Stranger Than Kindness
Mark A. Radcliffe - 2013
It is 1989 and Community Care is about to reboot the industry of psychiatry. In a soon-to-be-closed asylum a bruised nurse, Adam Sands, is feeling less like a purveyor of kindness and more like a concentration camp guard with every passing drink. Many years later Adam has got used to the quiet life when his past finds him. Maybe this time he can do some good. Even make a diference. But redemption, like magic, can come from the strangest of places.
The Town That Laughed
Manu Bhattathiri - 2018
The mighty black river, after which the town is named, is now no more than a trickle. People have begun to listen to weather forecasts on the radio rather than looking out of the window to see if it’s going to rain. The jackfruit tree in the middle of town has suddenly started fruiting. And, most seismic of all, Paachu Yemaan, the Inspector of Police, who has terrorized the town for decades has retired. Desperate to find him something to do, his wife, Sharada, and the good-hearted Barber Sureshan decide that ex-Inspector Paachu’s post retirement project will be the reforming of the town drunk, Joby. What the two good Samaritans haven’t counted on is the chain of extraordinary events that their project is about to set in motion.
The Thing Itself
Adam Roberts - 2015
Two men while away the days in an Antarctic research station.

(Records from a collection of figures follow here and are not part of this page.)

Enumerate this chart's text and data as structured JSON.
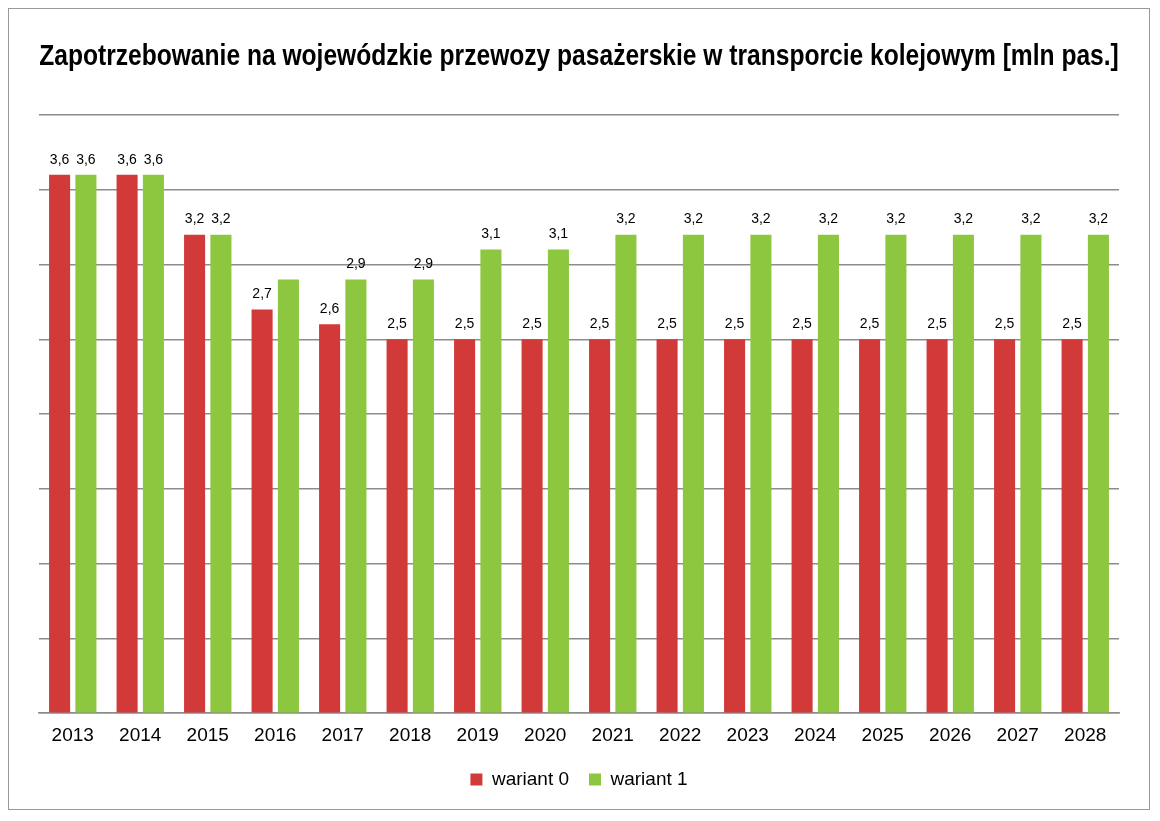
{
  "chart_data": {
    "type": "bar",
    "title": "Zapotrzebowanie na wojewódzkie przewozy pasażerskie w transporcie kolejowym [mln pas.]",
    "categories": [
      "2013",
      "2014",
      "2015",
      "2016",
      "2017",
      "2018",
      "2019",
      "2020",
      "2021",
      "2022",
      "2023",
      "2024",
      "2025",
      "2026",
      "2027",
      "2028"
    ],
    "series": [
      {
        "name": "wariant 0",
        "color": "#d23a3a",
        "values": [
          3.6,
          3.6,
          3.2,
          2.7,
          2.6,
          2.5,
          2.5,
          2.5,
          2.5,
          2.5,
          2.5,
          2.5,
          2.5,
          2.5,
          2.5,
          2.5
        ],
        "value_labels": [
          "3,6",
          "3,6",
          "3,2",
          "2,7",
          "2,6",
          "2,5",
          "2,5",
          "2,5",
          "2,5",
          "2,5",
          "2,5",
          "2,5",
          "2,5",
          "2,5",
          "2,5",
          "2,5"
        ]
      },
      {
        "name": "wariant 1",
        "color": "#8dc63f",
        "values": [
          3.6,
          3.6,
          3.2,
          2.9,
          2.9,
          2.9,
          3.1,
          3.1,
          3.2,
          3.2,
          3.2,
          3.2,
          3.2,
          3.2,
          3.2,
          3.2
        ],
        "value_labels": [
          "3,6",
          "3,6",
          "3,2",
          null,
          "2,9",
          "2,9",
          "3,1",
          "3,1",
          "3,2",
          "3,2",
          "3,2",
          "3,2",
          "3,2",
          "3,2",
          "3,2",
          "3,2"
        ]
      }
    ],
    "ylim": [
      0,
      4
    ],
    "yticks": [
      {
        "value": 0,
        "label": null
      },
      {
        "value": 0.5,
        "label": null
      },
      {
        "value": 1,
        "label": null
      },
      {
        "value": 1.5,
        "label": null
      },
      {
        "value": 2,
        "label": null
      },
      {
        "value": 2.5,
        "label": null
      },
      {
        "value": 3,
        "label": null
      },
      {
        "value": 3.5,
        "label": null
      },
      {
        "value": 4,
        "label": null
      }
    ],
    "grid": "y",
    "legend": "bottom",
    "tick_labels": "x"
  }
}
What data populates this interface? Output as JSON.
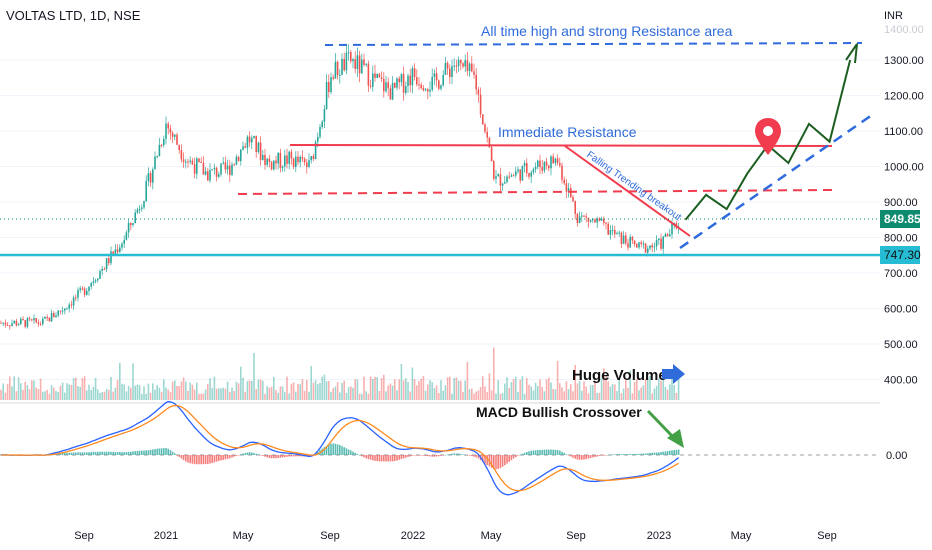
{
  "header": {
    "title": "VOLTAS LTD, 1D, NSE"
  },
  "price_axis": {
    "currency": "INR",
    "ticks": [
      "1300.00",
      "1200.00",
      "1100.00",
      "1000.00",
      "900.00",
      "800.00",
      "700.00",
      "600.00",
      "500.00",
      "400.00"
    ],
    "top_partial_label": "1400.00"
  },
  "macd_axis": {
    "zero_label": "0.00"
  },
  "time_axis": {
    "labels": [
      "Sep",
      "2021",
      "May",
      "Sep",
      "2022",
      "May",
      "Sep",
      "2023",
      "May",
      "Sep"
    ]
  },
  "badges": {
    "last_price": "849.85",
    "support": "747.30"
  },
  "annotations": {
    "ath": "All time high and strong Resistance area",
    "immediate": "Immediate Resistance",
    "falling": "Falling Trending breakout",
    "volume": "Huge Volume",
    "macd": "MACD Bullish Crossover"
  },
  "colors": {
    "up": "#26a69a",
    "down": "#ef5350",
    "resistance": "#f03c4e",
    "support": "#26bcd4",
    "projection_dash": "#2f6bdb",
    "projection_path": "#1b5e20",
    "macd_line": "#2962ff",
    "signal_line": "#ff8a1e",
    "last_price_badge": "#0e8a6f"
  },
  "chart_data": {
    "type": "line",
    "symbol": "VOLTAS LTD",
    "interval": "1D",
    "exchange": "NSE",
    "price_series": {
      "name": "",
      "x": [
        "2020-07",
        "2020-08",
        "2020-09",
        "2020-10",
        "2020-11",
        "2020-12",
        "2021-01",
        "2021-02",
        "2021-03",
        "2021-04",
        "2021-05",
        "2021-06",
        "2021-07",
        "2021-08",
        "2021-09",
        "2021-10",
        "2021-11",
        "2021-12",
        "2022-01",
        "2022-02",
        "2022-03",
        "2022-04",
        "2022-05",
        "2022-06",
        "2022-07",
        "2022-08",
        "2022-09",
        "2022-10",
        "2022-11",
        "2022-12",
        "2023-01",
        "2023-02"
      ],
      "values": [
        560,
        600,
        650,
        720,
        800,
        930,
        1120,
        1020,
        980,
        990,
        1080,
        1010,
        1020,
        1000,
        1260,
        1300,
        1250,
        1210,
        1260,
        1230,
        1290,
        1250,
        960,
        980,
        1000,
        1020,
        860,
        840,
        800,
        770,
        780,
        850
      ]
    },
    "levels": [
      {
        "label": "All time high and strong Resistance area",
        "value": 1350
      },
      {
        "label": "Immediate Resistance",
        "value": 1055
      },
      {
        "label": "",
        "value": 920
      },
      {
        "label": "",
        "value": 747.3
      }
    ],
    "last_price": 849.85,
    "projection": {
      "x": [
        "2023-02",
        "2023-03",
        "2023-04",
        "2023-05",
        "2023-06",
        "2023-07",
        "2023-08",
        "2023-09",
        "2023-10"
      ],
      "values": [
        850,
        920,
        880,
        980,
        1060,
        1010,
        1120,
        1070,
        1300
      ]
    },
    "ylim": [
      360,
      1420
    ],
    "macd": {
      "zero": 0
    }
  }
}
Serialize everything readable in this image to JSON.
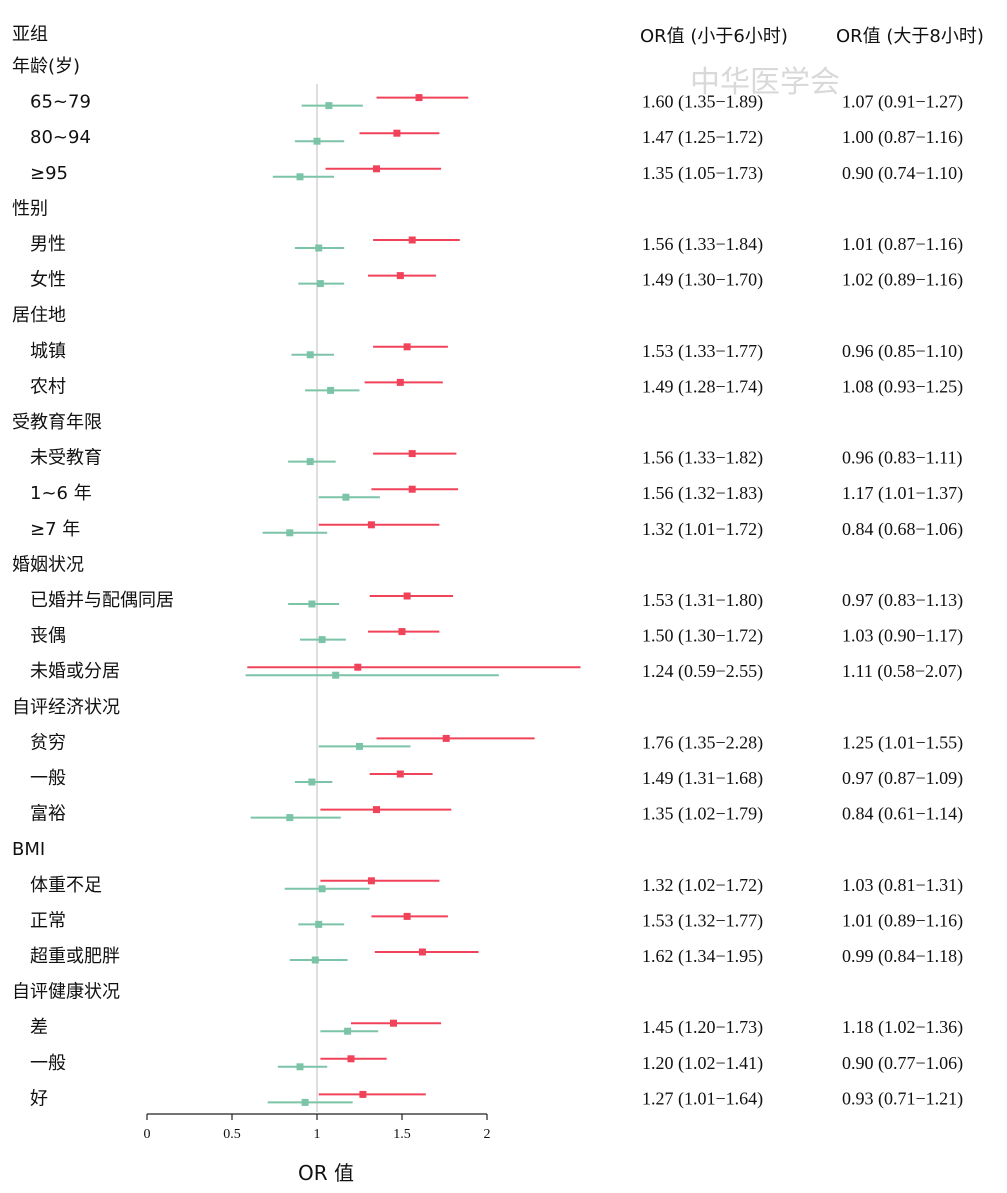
{
  "colors": {
    "lt6": "#f0435a",
    "gt8": "#7cc4a8",
    "ref": "#c8c8c8",
    "axis": "#222222"
  },
  "header": {
    "col1": "OR值 (小于6小时)",
    "col2": "OR值 (大于8小时)",
    "first": "亚组"
  },
  "watermark": "中华医学会",
  "chart_data": {
    "type": "forest",
    "xlabel": "OR 值",
    "xlim": [
      0,
      2
    ],
    "xticks": [
      "0",
      "0.5",
      "1",
      "1.5",
      "2"
    ],
    "reference_line": 1,
    "series": [
      {
        "name": "OR值 (小于6小时)",
        "color": "#f0435a"
      },
      {
        "name": "OR值 (大于8小时)",
        "color": "#7cc4a8"
      }
    ],
    "rows": [
      {
        "kind": "group",
        "label": "年龄(岁)"
      },
      {
        "kind": "item",
        "label": "65~79",
        "lt6": [
          1.6,
          1.35,
          1.89
        ],
        "gt8": [
          1.07,
          0.91,
          1.27
        ],
        "t1": "1.60 (1.35−1.89)",
        "t2": "1.07 (0.91−1.27)"
      },
      {
        "kind": "item",
        "label": "80~94",
        "lt6": [
          1.47,
          1.25,
          1.72
        ],
        "gt8": [
          1.0,
          0.87,
          1.16
        ],
        "t1": "1.47 (1.25−1.72)",
        "t2": "1.00 (0.87−1.16)"
      },
      {
        "kind": "item",
        "label": "≥95",
        "lt6": [
          1.35,
          1.05,
          1.73
        ],
        "gt8": [
          0.9,
          0.74,
          1.1
        ],
        "t1": "1.35 (1.05−1.73)",
        "t2": "0.90 (0.74−1.10)"
      },
      {
        "kind": "group",
        "label": "性别"
      },
      {
        "kind": "item",
        "label": "男性",
        "lt6": [
          1.56,
          1.33,
          1.84
        ],
        "gt8": [
          1.01,
          0.87,
          1.16
        ],
        "t1": "1.56  (1.33−1.84)",
        "t2": "1.01 (0.87−1.16)"
      },
      {
        "kind": "item",
        "label": "女性",
        "lt6": [
          1.49,
          1.3,
          1.7
        ],
        "gt8": [
          1.02,
          0.89,
          1.16
        ],
        "t1": "1.49  (1.30−1.70)",
        "t2": "1.02 (0.89−1.16)"
      },
      {
        "kind": "group",
        "label": "居住地"
      },
      {
        "kind": "item",
        "label": "城镇",
        "lt6": [
          1.53,
          1.33,
          1.77
        ],
        "gt8": [
          0.96,
          0.85,
          1.1
        ],
        "t1": "1.53  (1.33−1.77)",
        "t2": "0.96 (0.85−1.10)"
      },
      {
        "kind": "item",
        "label": "农村",
        "lt6": [
          1.49,
          1.28,
          1.74
        ],
        "gt8": [
          1.08,
          0.93,
          1.25
        ],
        "t1": "1.49  (1.28−1.74)",
        "t2": "1.08 (0.93−1.25)"
      },
      {
        "kind": "group",
        "label": "受教育年限"
      },
      {
        "kind": "item",
        "label": "未受教育",
        "lt6": [
          1.56,
          1.33,
          1.82
        ],
        "gt8": [
          0.96,
          0.83,
          1.11
        ],
        "t1": "1.56  (1.33−1.82)",
        "t2": "0.96 (0.83−1.11)"
      },
      {
        "kind": "item",
        "label": "1~6 年",
        "lt6": [
          1.56,
          1.32,
          1.83
        ],
        "gt8": [
          1.17,
          1.01,
          1.37
        ],
        "t1": "1.56  (1.32−1.83)",
        "t2": "1.17 (1.01−1.37)"
      },
      {
        "kind": "item",
        "label": "≥7 年",
        "lt6": [
          1.32,
          1.01,
          1.72
        ],
        "gt8": [
          0.84,
          0.68,
          1.06
        ],
        "t1": "1.32  (1.01−1.72)",
        "t2": "0.84 (0.68−1.06)"
      },
      {
        "kind": "group",
        "label": "婚姻状况"
      },
      {
        "kind": "item",
        "label": "已婚并与配偶同居",
        "lt6": [
          1.53,
          1.31,
          1.8
        ],
        "gt8": [
          0.97,
          0.83,
          1.13
        ],
        "t1": "1.53  (1.31−1.80)",
        "t2": "0.97 (0.83−1.13)"
      },
      {
        "kind": "item",
        "label": "丧偶",
        "lt6": [
          1.5,
          1.3,
          1.72
        ],
        "gt8": [
          1.03,
          0.9,
          1.17
        ],
        "t1": "1.50  (1.30−1.72)",
        "t2": "1.03 (0.90−1.17)"
      },
      {
        "kind": "item",
        "label": "未婚或分居",
        "lt6": [
          1.24,
          0.59,
          2.55
        ],
        "gt8": [
          1.11,
          0.58,
          2.07
        ],
        "t1": "1.24  (0.59−2.55)",
        "t2": "1.11 (0.58−2.07)"
      },
      {
        "kind": "group",
        "label": "自评经济状况"
      },
      {
        "kind": "item",
        "label": "贫穷",
        "lt6": [
          1.76,
          1.35,
          2.28
        ],
        "gt8": [
          1.25,
          1.01,
          1.55
        ],
        "t1": "1.76  (1.35−2.28)",
        "t2": "1.25 (1.01−1.55)"
      },
      {
        "kind": "item",
        "label": "一般",
        "lt6": [
          1.49,
          1.31,
          1.68
        ],
        "gt8": [
          0.97,
          0.87,
          1.09
        ],
        "t1": "1.49  (1.31−1.68)",
        "t2": "0.97 (0.87−1.09)"
      },
      {
        "kind": "item",
        "label": "富裕",
        "lt6": [
          1.35,
          1.02,
          1.79
        ],
        "gt8": [
          0.84,
          0.61,
          1.14
        ],
        "t1": "1.35  (1.02−1.79)",
        "t2": "0.84 (0.61−1.14)"
      },
      {
        "kind": "group",
        "label": "BMI"
      },
      {
        "kind": "item",
        "label": "体重不足",
        "lt6": [
          1.32,
          1.02,
          1.72
        ],
        "gt8": [
          1.03,
          0.81,
          1.31
        ],
        "t1": "1.32  (1.02−1.72)",
        "t2": "1.03 (0.81−1.31)"
      },
      {
        "kind": "item",
        "label": "正常",
        "lt6": [
          1.53,
          1.32,
          1.77
        ],
        "gt8": [
          1.01,
          0.89,
          1.16
        ],
        "t1": "1.53  (1.32−1.77)",
        "t2": "1.01 (0.89−1.16)"
      },
      {
        "kind": "item",
        "label": "超重或肥胖",
        "lt6": [
          1.62,
          1.34,
          1.95
        ],
        "gt8": [
          0.99,
          0.84,
          1.18
        ],
        "t1": "1.62  (1.34−1.95)",
        "t2": "0.99 (0.84−1.18)"
      },
      {
        "kind": "group",
        "label": "自评健康状况"
      },
      {
        "kind": "item",
        "label": "差",
        "lt6": [
          1.45,
          1.2,
          1.73
        ],
        "gt8": [
          1.18,
          1.02,
          1.36
        ],
        "t1": "1.45  (1.20−1.73)",
        "t2": "1.18 (1.02−1.36)"
      },
      {
        "kind": "item",
        "label": "一般",
        "lt6": [
          1.2,
          1.02,
          1.41
        ],
        "gt8": [
          0.9,
          0.77,
          1.06
        ],
        "t1": "1.20  (1.02−1.41)",
        "t2": "0.90 (0.77−1.06)"
      },
      {
        "kind": "item",
        "label": "好",
        "lt6": [
          1.27,
          1.01,
          1.64
        ],
        "gt8": [
          0.93,
          0.71,
          1.21
        ],
        "t1": "1.27  (1.01−1.64)",
        "t2": "0.93 (0.71−1.21)"
      }
    ]
  }
}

Tensions between them build as they argue over a love-letter one of them has received. One is practical and open. The other surly, superior and obsessed with reading one book - by the philosopher Kant. As a storm brews and they lose contact with the outside world they debate Kant, reality and the emptiness of the universe. The come to hate each other, and they learn that they are not alone.